Home was a tent for much of Juel Hilton’s childhood, after the Great Depression left her parents destitute. ‘I was born in Melbourne in 1929 and when the Depression came, the banks foreclosed and they lost everything, so we had to sell up what little we had and shift to country New South Wales. ‘We camped in the grounds of the Church of England Rectory, that’s how poor we were,’ Juel says. Life improved when Juel’s mother started a retail business. ‘She ended up with three shops she’d started from scratch. More than from scratch.’
Juel finished high school and worked in one of her mum’s shops for a month. ‘My mother wanted me to stay and eventually take one over, but I absolutely hated it. So, I left at 18 and went to Sydney, never to return. My parents gave me one week to get a job and accommodation, otherwise I had to return home. I feel sure, having led a very sheltered life, they thought I wouldn't be able to cope, but I did. ‘They tell me now it was gutsy, but I didn't think anything of it. It's just my nature, I suppose.’
At 21, Juel decided she wanted to see Australia. ‘I came to Melbourne first because that was the closest and cheapest. Again, I found accommodation and work, which was very, very easy because there was a shortage of people.

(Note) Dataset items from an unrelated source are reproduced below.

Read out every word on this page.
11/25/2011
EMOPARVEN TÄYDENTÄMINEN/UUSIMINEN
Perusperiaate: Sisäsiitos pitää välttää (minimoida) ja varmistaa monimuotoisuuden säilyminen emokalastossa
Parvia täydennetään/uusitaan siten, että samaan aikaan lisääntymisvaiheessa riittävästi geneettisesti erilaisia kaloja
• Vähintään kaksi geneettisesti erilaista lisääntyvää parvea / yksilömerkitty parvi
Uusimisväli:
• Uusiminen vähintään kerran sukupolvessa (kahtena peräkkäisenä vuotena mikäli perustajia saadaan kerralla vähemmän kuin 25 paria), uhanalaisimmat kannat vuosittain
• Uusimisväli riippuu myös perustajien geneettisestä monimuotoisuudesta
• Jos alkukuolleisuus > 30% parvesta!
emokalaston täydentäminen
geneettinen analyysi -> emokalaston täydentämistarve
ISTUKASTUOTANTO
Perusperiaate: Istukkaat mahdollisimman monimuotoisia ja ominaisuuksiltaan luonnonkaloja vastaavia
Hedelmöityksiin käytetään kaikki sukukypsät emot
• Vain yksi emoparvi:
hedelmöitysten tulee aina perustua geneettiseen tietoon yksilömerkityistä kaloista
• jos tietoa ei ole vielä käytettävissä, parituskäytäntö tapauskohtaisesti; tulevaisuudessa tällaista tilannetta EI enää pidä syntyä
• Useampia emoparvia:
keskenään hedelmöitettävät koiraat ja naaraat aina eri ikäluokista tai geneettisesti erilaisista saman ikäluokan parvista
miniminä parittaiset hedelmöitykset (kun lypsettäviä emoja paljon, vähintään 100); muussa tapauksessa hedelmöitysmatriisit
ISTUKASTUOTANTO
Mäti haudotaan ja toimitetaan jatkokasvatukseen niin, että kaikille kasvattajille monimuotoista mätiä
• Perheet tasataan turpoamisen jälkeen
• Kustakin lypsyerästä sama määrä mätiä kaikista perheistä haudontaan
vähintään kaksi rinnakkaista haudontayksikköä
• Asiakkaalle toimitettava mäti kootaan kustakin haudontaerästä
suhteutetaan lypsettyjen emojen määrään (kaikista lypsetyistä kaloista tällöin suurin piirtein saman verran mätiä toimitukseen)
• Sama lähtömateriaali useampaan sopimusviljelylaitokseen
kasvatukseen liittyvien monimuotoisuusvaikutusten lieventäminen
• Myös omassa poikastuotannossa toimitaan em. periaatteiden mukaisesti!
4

I don't know how long I stayed, but, again, I had itchy feet and I went to Tasmania for 18 months. I came back to Melbourne for a short time and then I went to Adelaide. ‘I got a job selling insurance. I didn't do wonderfully well there. It’s hard to get money out of people who have got mortgages over their head. They couldn’t afford threepence or sixpence for insurance. Every penny counted.
North, South, East, West
‘From there, I went across to Perth by boat — that was cheap. I stayed there until I had a look around Western Australia. I went north, I went south, then I thought it was about time I went back east and some young girls had won a prize to see the Beatles in Melbourne and they were looking for a chaperone…’ After settling back in Melbourne, Juel reconnected with Arthur Hilton, a man she’d met eight years earlier. His invitation to meet for coffee led to marriage. ‘It was only when I was married, and we had paid everything off that I could afford to go overseas. I’ve had seven trips,’ Juel says. At 91, her advice for younger people is to travel widely. ‘And if they give you a stopover, take it, because you’ve already paid your fare.’